Birds of Dawn

Summer finally vanquished
cool breeze of fall
welcomed
through the bedroom window
a bit chilly
all night
under warm weather sheets.

As the black lightens
into gray,
two distinct chirps
awake me,
sharing news
of the coming sun.

The short cheerful rhythms
help disperse
the darkness
along with my fading slumber.

“It’s a new day,”
they seem to celebrate
and I agree,
though eyes shut again
and breathing slows.

A Play for Rob and Larry

Scene – After clearing spider webs away, a Human is sitting on a dock looking over a suburban lake, drone of Interstate traffic too far away to intrude. Warmth of the summer’s day is gradually dispersed by a Northerly breeze.
Backstory – Two men I have made music with have, or are about to, breathe their last on this plane and no poem or postcard can reach them in their new state.

Act (the only and only)
A gentle but insistent wind blows right to left – towards True North.

[Wind] As you cannot see me but only feel my effects, so are you to your departing brothers.

[Silent pause to show blowing of leaves and perhaps a scarf]

[Lake] Wind, you may ripple my surface, but my secrets have settled to safety in my mud. Many bodies slumber here – turtle, snake, fish, clams and the cremated remains of human friends who have gone on.

[Wind] Only gravity grants you your existence, whereas I am impelled by heat and cold, making currents out of nothing.

[Lake] Ah, as do my currents, but in a slower rhythm within my fluid medium.

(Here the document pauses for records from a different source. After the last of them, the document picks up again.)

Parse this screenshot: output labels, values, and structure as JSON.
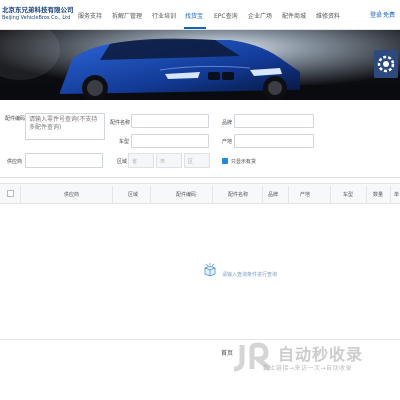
{
  "header": {
    "company_name": "北京东兄弟科技有限公司",
    "company_name_en": "Beijing VehicleBros Co., Ltd",
    "nav": [
      "服务支持",
      "拆解厂管理",
      "行业培训",
      "找货宝",
      "EPC查询",
      "企业广场",
      "配件商城",
      "维修资料"
    ],
    "active_nav": "找货宝",
    "login": "登录",
    "register": "免费"
  },
  "search": {
    "part_code_label": "配件编码",
    "part_code_placeholder": "请输入零件号查询(不支持多配件查询)",
    "part_name_label": "配件名称",
    "brand_label": "品牌",
    "model_label": "车型",
    "origin_label": "产地",
    "supplier_label": "供应商",
    "region_label": "区域",
    "region_province": "省",
    "region_city": "市",
    "region_district": "区",
    "only_in_stock_label": "只显示有货",
    "only_in_stock_checked": true
  },
  "table": {
    "columns": [
      "供应商",
      "区域",
      "配件编码",
      "配件名称",
      "品牌",
      "产地",
      "车型",
      "数量",
      "单"
    ],
    "empty_text": "请输入查询条件进行查询"
  },
  "footer": {
    "left_text": "首页"
  },
  "watermark": {
    "title": "自动秒收录",
    "subtitle": "数上链接→来访一次→自动收录"
  },
  "colors": {
    "accent": "#1565c0",
    "checkbox": "#1e88e5",
    "fab": "#2c4a7d"
  }
}
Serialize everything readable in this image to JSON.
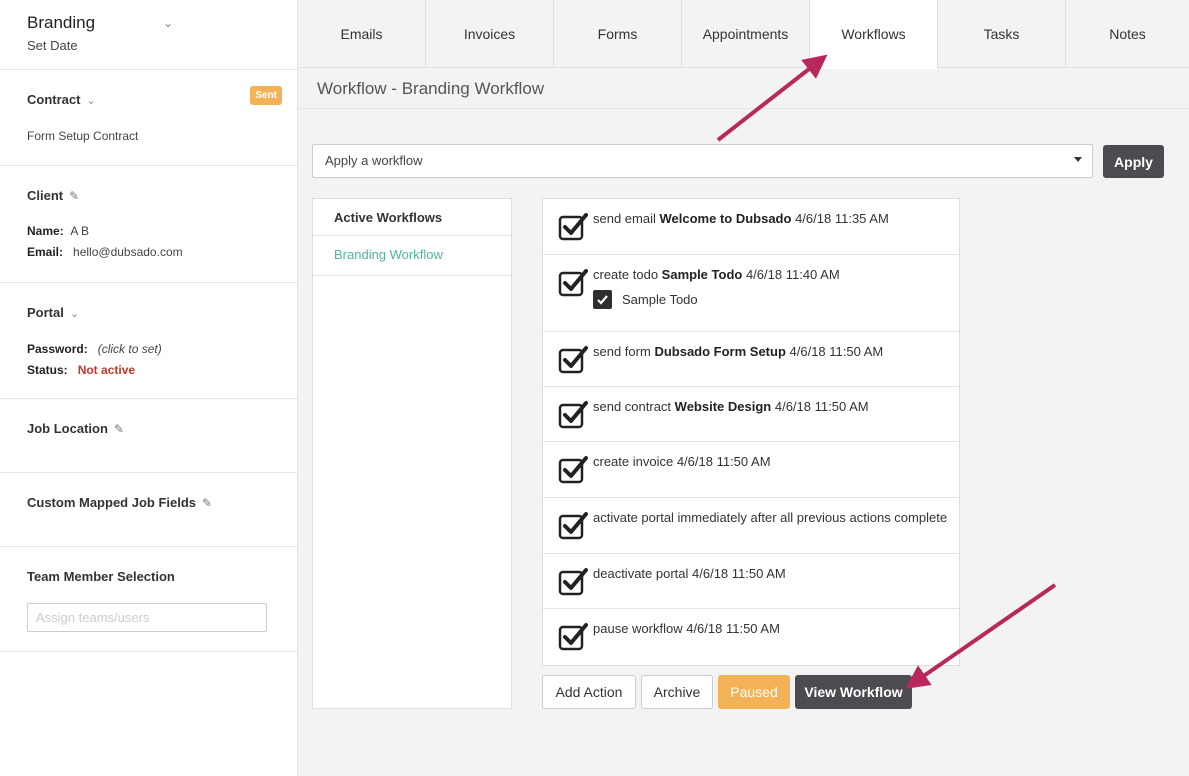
{
  "sidebar": {
    "header": {
      "title": "Branding",
      "subtitle": "Set Date"
    },
    "contract": {
      "title": "Contract",
      "badge": "Sent",
      "value": "Form Setup Contract"
    },
    "client": {
      "title": "Client",
      "name_label": "Name:",
      "name_value": "A B",
      "email_label": "Email:",
      "email_value": "hello@dubsado.com"
    },
    "portal": {
      "title": "Portal",
      "password_label": "Password:",
      "password_value": "(click to set)",
      "status_label": "Status:",
      "status_value": "Not active"
    },
    "job_location": {
      "title": "Job Location"
    },
    "custom_fields": {
      "title": "Custom Mapped Job Fields"
    },
    "team": {
      "title": "Team Member Selection",
      "placeholder": "Assign teams/users"
    }
  },
  "tabs": [
    {
      "label": "Emails"
    },
    {
      "label": "Invoices"
    },
    {
      "label": "Forms"
    },
    {
      "label": "Appointments"
    },
    {
      "label": "Workflows",
      "active": true
    },
    {
      "label": "Tasks"
    },
    {
      "label": "Notes"
    }
  ],
  "main": {
    "title": "Workflow - Branding Workflow",
    "select_value": "Apply a workflow",
    "apply_label": "Apply",
    "workflows_header": "Active Workflows",
    "workflows": [
      {
        "label": "Branding Workflow"
      }
    ],
    "actions": [
      {
        "pre": "send email",
        "bold": "Welcome to Dubsado",
        "post": "4/6/18 11:35 AM"
      },
      {
        "pre": "create todo",
        "bold": "Sample Todo",
        "post": "4/6/18 11:40 AM",
        "sub": "Sample Todo"
      },
      {
        "pre": "send form",
        "bold": "Dubsado Form Setup",
        "post": "4/6/18 11:50 AM"
      },
      {
        "pre": "send contract",
        "bold": "Website Design",
        "post": "4/6/18 11:50 AM"
      },
      {
        "pre": "create invoice 4/6/18 11:50 AM",
        "bold": "",
        "post": ""
      },
      {
        "pre": "activate portal immediately after all previous actions complete",
        "bold": "",
        "post": ""
      },
      {
        "pre": "deactivate portal 4/6/18 11:50 AM",
        "bold": "",
        "post": ""
      },
      {
        "pre": "pause workflow 4/6/18 11:50 AM",
        "bold": "",
        "post": ""
      }
    ],
    "buttons": {
      "add_action": "Add Action",
      "archive": "Archive",
      "paused": "Paused",
      "view_workflow": "View Workflow"
    }
  },
  "colors": {
    "accent_orange": "#f3b256",
    "dark_button": "#4b4b50",
    "link_teal": "#4fb3a0",
    "status_red": "#c0392b",
    "arrow": "#b8285c"
  }
}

[Human, rising to stand] As above, so below.

[Wind increases and ripples march faster across the water]

[Human] Both Wind and Lake are welcome here, and both remind me of just how fleeting this life can be. My fellow travelers once could feel your caresses on their skin, and could sing your praises in their own unique ways. Now, released from their fleshy form, they can caress us as wind, as water, as Spirit, in any moment when we care enough to tune in.

[Offstage, toning begins, imperceptible at first, gets louder as Human looks around for its source.]

[Human, confused at first, looks around for an explanation, something rational. Instead falls into acceptance of the tonal mystery, and, with a contented expression, crouches, perhaps even kneels, on the dock. Then begins to join in the toning, “Om.”]

The volume of the toning gradually gets louder. Human stands, arms slowly rising towards Heaven. Light slowly increases in intensity until the brightness dissolves everything into Oneness. At the peak of brightness, the toning stops, with its echoes reverberating for an extended fade out.
No curtain needed.

Sing On

Sitting alone
in Preservation Hall
such an unexpected gift.
Echoes of jazz men past,
and women like Sweet Emma,
over 50 years of sweat and swing
too many artists to name
and the walls untouched,
an unscrubbed shrine –
stained pegboard,
cracked floor boards,
old tour posters,
original paintings,
the big bass drum
illuminated from within,
as I am,
with letters of soulful legacy
ready to come to life
at a master’s touch.

My reed is wet
with my inner tears
humbled by this moment
before the audience enters
and tonight’s band
takes them
to places
many of them have never been.
A time before rock
and bop
and country
and way before the internet and
television’s hot media
escalated our expectations.

When Jazz was young
this town
was the catalyst
the secret spice
in the gumbo
that made the senses
explode
with awe.
How did this
rhythmic concoction
come to life,
dancing the generations,
and me not notice?

Yet now I sit
in rapt attention
in an empty room
which exists for one purpose only
to preserve the early jazz
born in this city
when 4 string banjo
and clarinet
were essential
and even violin
was still welcome in the band.

My reed
is now dripping wet
and the horn comes
to my lips
with an impossible mission.
How do I even dare
to attempt to play
amongst these echoes,
now fixed in my head?
Because
the urge comes
from deep within
and only I
can play jazz in my own way.

Practice I must.
To woodshed
is to enjoy the heat twice
in private
and on the stage.
This improv is mine,
really it is me,
suddenly encased in tone
and time
and licks
and even I will reverberate
eternally
between these hallowed walls.

My heart,
my soul,
my longing.
Whatever gift
I can honestly offer,
even if my inner critic
erases it all –
this is my expression
in this moment.
And it is true.

a20This poem has helped me digest two events on August 1. In the afternoon, the New Orleans Traditional Jazz Camp took over Preservation Hall, and all the student ensembles got to perform. My group was the first after the break, so I got to sit in one of those old fashioned oak chairs and look out, soaking in the history of that place, knowing that my clarinet was soon going to fill that room. And after dinner, I came back to hear the Preservation Hall Brass Band, and paid extra for a VIP ticket. I was the only taker – the best $30 I have spent in a long time! And I sat alone in there letting the echoes of past jazz players just wash over me.